PDF(Pubmed)
Abstract:
Glioblastoma (GBM) is a fatal astrocytic glioma with poor prognosis and treatment resistance. Repurposing potential FDA-approved drugs like anti-psychotics can address the concerns in a timely and cost-effective manner. Epidemiological studies have shown that patients with schizophrenic using anti-psychotics have a low incidence of GBM. Therefore, we aimed to investigate the therapeutic potential of atypical anti-psychotic Iloperidone (ILO) alone and in combination with Temozolomide (TMZ) against GBM. The study assessed the growth inhibitory effect of ILO, TMZ, and their combination (ILO + TMZ) on U-87MG and T-98G cell lines using an MTT assay. The drug interaction coefficient (CDI) was determined, and doses with synergistic effects were used for subsequent experiments, including migratory, invasion, and TUNEL assays. The expressions of DRD2, β-catenin, Dvl2, Twist, and Slug were assessed by RTq-PCR, whereas the β-catenin protein expression was also determined by immunocytochemistry. ILO (p < 0.05) and TMZ (p < 0.01) significantly inhibited the growth of U-87MG cells at all tested doses. The combination of 60 µM of both drugs showed synergistic activity with CDI < 1. The inhibition of migration and apoptosis was more pronounced in the case of combination treatment (p < 0.001).

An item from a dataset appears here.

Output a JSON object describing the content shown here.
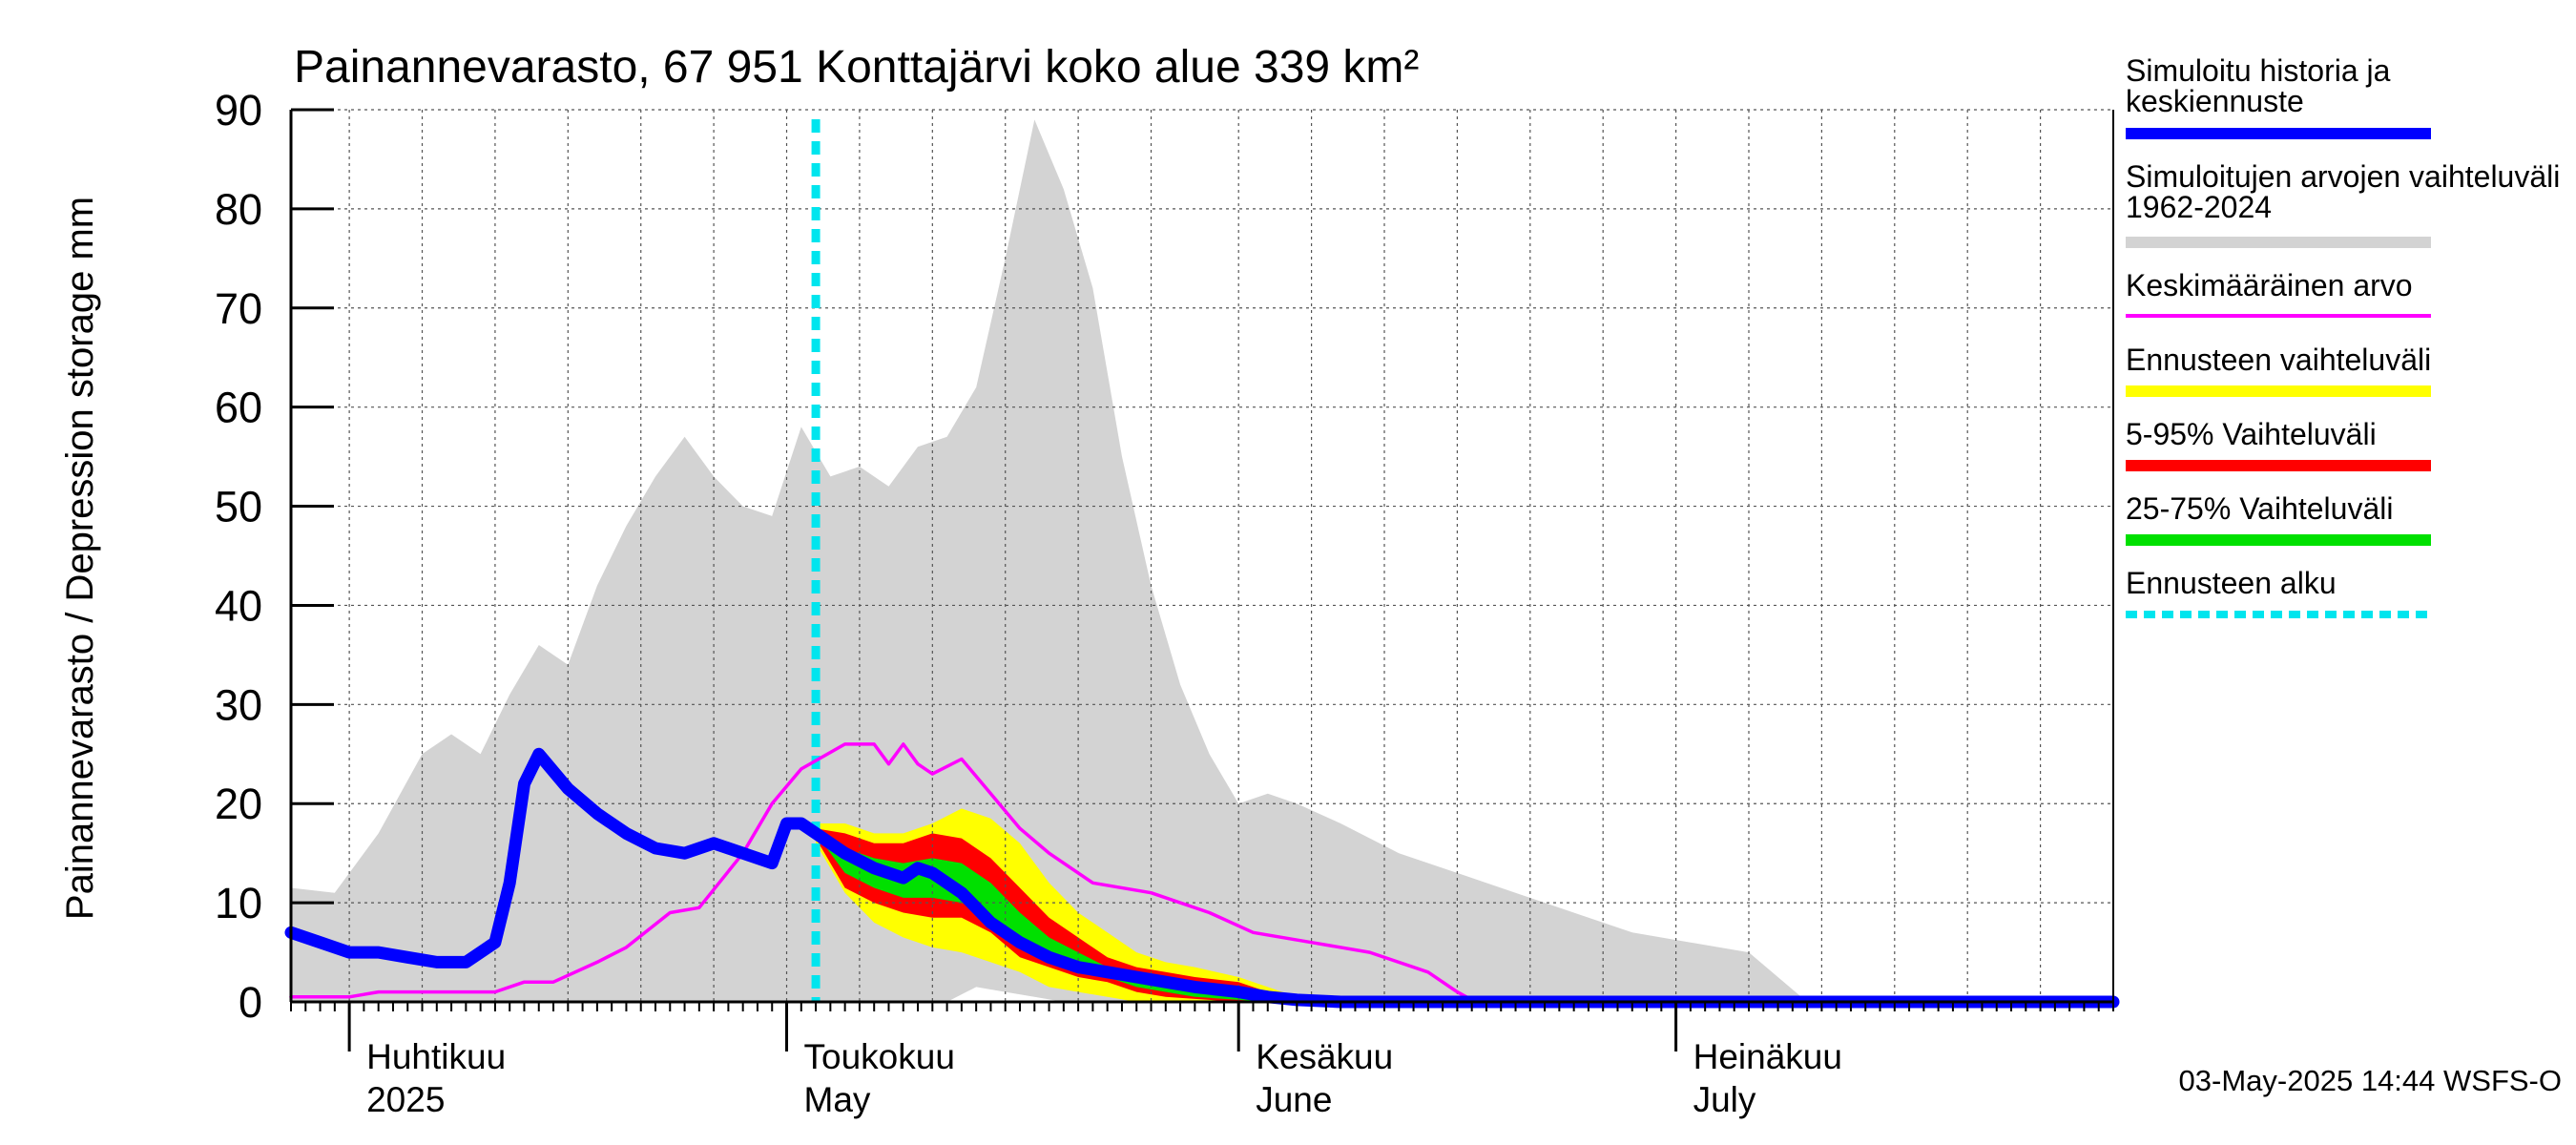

Inhibition of the invading cells was also found to be significant in ILO- and combination-treated groups (p < 0.001). ILO and combination treatment also significantly downregulated the expression of DRD2, while TMZ upregulated the expression (p < 0.001). The expressions of β-catenin (p < 0.001), Dvl2 (p < 0.001), Twist (p < 0.001), and Slug (p < 0.001) were also significantly downregulated in all treatment groups as compared to the vehicle control. The data suggest that ILO possesses strong growth inhibitory activity, possibly due to its effect on DRD2 and β-catenin expression and has the potential to be repurposed against GBM.
摘要:
胶质母细胞瘤(GBM)是一种致命的星形胶质细胞瘤,预后差,治疗耐药。重新使用潜在的FDA批准的药物,如抗精神病药,可以及时和具有成本效益的方式解决这些问题。流行病学研究表明,使用抗精神病药的精神分裂症患者的GBM发生率较低。因此,我们的目的是研究非典型抗精神病药物伊洛哌酮(ILO)单药和替莫唑胺(TMZ)联合治疗GBM的治疗潜力.该研究评估了国际劳工组织的生长抑制作用,TMZ,以及使用MTT测定在U-87MG和T-98G细胞系上的它们的组合(ILO+TMZ)。测定药物相互作用系数(CDI),并将具有协同作用的剂量用于后续实验,包括迁徙,入侵,和TUNEL检测。DRD2、β-catenin、Dvl2,Twist,和Slug通过RTq-PCR进行评估,而β-连环蛋白的表达也通过免疫细胞化学测定。ILO(p<0.05)和TMZ(p<0.01)在所有测试剂量下均显著抑制U-87MG细胞的生长。两种药物的60μM的组合显示与CDI<1的协同活性。在联合治疗的情况下,迁移和凋亡的抑制更为明显(p<0.001)。还发现在ILO和组合处理组中对侵入细胞的抑制是显著的(p<0.001)。ILO和联合治疗也显著下调DRD2的表达,而TMZ上调表达(p<0.001)。β-catenin的表达(p<0.001),Dvl2(p<0.001),Twist(p<0.001),和Slug(p<0.001)在所有治疗组中与载体对照相比也显著下调。数据表明,国际劳工组织具有很强的生长抑制活性,可能是由于其对DRD2和β-连环蛋白表达的影响,并且有可能针对GBM重新利用。